2015-03-06: Titan GPUs are out of production. Ordered GTX 980 instead.

2015-02-25: New machines (gpuhost2, gpuhost3) are installed with FC21.

2015-02-20
----------

Automounter problems solved on gpuhost1. GPUs have not arrived yet...

Doubled size of /scratch/bigimbaz.

Connection problems on pascal due to new MI configuration. Working on a fix...


2015-02-19
----------

New machine (gpuhost1) is installed with FC21. Problems with the automounter...


2015-02-17
----------

Received new machine for the cluster. Preparing to retire /scratch2/bigimbaz. 

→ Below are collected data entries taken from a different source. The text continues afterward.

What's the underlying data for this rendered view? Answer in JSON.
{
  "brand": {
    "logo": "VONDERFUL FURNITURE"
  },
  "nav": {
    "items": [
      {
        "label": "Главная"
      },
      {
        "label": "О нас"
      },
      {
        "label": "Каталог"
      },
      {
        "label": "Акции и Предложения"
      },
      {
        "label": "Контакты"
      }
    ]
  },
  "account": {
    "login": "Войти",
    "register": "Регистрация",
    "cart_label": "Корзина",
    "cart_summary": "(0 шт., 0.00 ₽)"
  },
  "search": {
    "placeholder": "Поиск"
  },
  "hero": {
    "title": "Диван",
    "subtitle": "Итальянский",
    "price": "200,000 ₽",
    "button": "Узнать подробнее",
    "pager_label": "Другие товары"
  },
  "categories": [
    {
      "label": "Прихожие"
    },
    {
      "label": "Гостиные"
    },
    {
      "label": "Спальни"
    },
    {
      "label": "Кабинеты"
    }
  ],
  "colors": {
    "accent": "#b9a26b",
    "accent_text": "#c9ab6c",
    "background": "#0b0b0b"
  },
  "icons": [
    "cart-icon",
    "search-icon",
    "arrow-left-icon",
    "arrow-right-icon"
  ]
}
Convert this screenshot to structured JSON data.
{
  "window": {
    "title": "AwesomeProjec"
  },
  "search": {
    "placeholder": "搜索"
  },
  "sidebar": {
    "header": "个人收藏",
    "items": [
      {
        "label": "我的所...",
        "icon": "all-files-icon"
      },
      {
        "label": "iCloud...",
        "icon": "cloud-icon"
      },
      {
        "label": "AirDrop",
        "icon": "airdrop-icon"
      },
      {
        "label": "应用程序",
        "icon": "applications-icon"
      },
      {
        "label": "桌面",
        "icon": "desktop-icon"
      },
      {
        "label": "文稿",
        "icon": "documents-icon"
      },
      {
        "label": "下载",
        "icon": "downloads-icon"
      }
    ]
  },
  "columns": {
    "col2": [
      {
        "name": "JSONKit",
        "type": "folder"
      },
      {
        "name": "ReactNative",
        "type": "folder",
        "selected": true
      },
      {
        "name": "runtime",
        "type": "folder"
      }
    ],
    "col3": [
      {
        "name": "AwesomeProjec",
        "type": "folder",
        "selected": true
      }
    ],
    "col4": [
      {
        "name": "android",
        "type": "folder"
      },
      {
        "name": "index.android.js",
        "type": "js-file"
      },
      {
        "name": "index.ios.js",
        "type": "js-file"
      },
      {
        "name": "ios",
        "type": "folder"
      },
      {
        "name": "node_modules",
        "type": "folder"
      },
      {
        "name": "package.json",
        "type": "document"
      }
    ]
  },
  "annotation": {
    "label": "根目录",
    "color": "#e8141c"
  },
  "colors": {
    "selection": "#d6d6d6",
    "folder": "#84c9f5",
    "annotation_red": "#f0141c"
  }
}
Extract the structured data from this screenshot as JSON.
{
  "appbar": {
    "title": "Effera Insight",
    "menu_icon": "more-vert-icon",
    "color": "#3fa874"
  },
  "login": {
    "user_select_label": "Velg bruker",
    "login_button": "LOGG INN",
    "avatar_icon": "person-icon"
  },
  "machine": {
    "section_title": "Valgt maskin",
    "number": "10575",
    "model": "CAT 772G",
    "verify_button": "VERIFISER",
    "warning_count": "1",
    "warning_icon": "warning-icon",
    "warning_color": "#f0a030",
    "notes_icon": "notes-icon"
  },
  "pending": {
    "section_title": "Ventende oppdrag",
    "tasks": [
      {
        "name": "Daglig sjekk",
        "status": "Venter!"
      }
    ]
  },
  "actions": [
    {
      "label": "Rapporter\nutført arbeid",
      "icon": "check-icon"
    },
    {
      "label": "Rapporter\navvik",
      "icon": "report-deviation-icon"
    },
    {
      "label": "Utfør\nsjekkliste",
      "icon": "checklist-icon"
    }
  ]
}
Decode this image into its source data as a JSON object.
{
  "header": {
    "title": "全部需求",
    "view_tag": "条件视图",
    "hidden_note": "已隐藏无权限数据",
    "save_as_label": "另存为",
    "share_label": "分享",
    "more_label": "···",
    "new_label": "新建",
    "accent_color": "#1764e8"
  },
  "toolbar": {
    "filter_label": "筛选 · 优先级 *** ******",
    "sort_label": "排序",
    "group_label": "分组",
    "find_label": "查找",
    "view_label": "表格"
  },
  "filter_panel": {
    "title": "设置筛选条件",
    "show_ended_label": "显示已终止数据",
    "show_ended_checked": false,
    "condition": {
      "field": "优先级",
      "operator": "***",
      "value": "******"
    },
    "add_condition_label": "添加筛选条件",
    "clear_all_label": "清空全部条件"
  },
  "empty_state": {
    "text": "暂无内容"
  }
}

Still problems with /home/bigimbaz.


2015-02-16
----------

Start of this page.

12:00 cluster back to normal.

We decide to migrate the desktop machines to FC21 during this week or
next week.

2015-02-15
----------

Still problems with some machines in the cluster. Not all machines can
be rebooted.

2015-02-14
----------

Several machines in the cluster hanged due to a faulty
mount from /home/bigimbaz. Trying to reboot them. 

2015-02-13
----------

Install of Fedora 21 on albireo. Seems to work fine.

2015-02-12
----------

Replaced video card of scylla by an older one. Downgraded nvidia driver.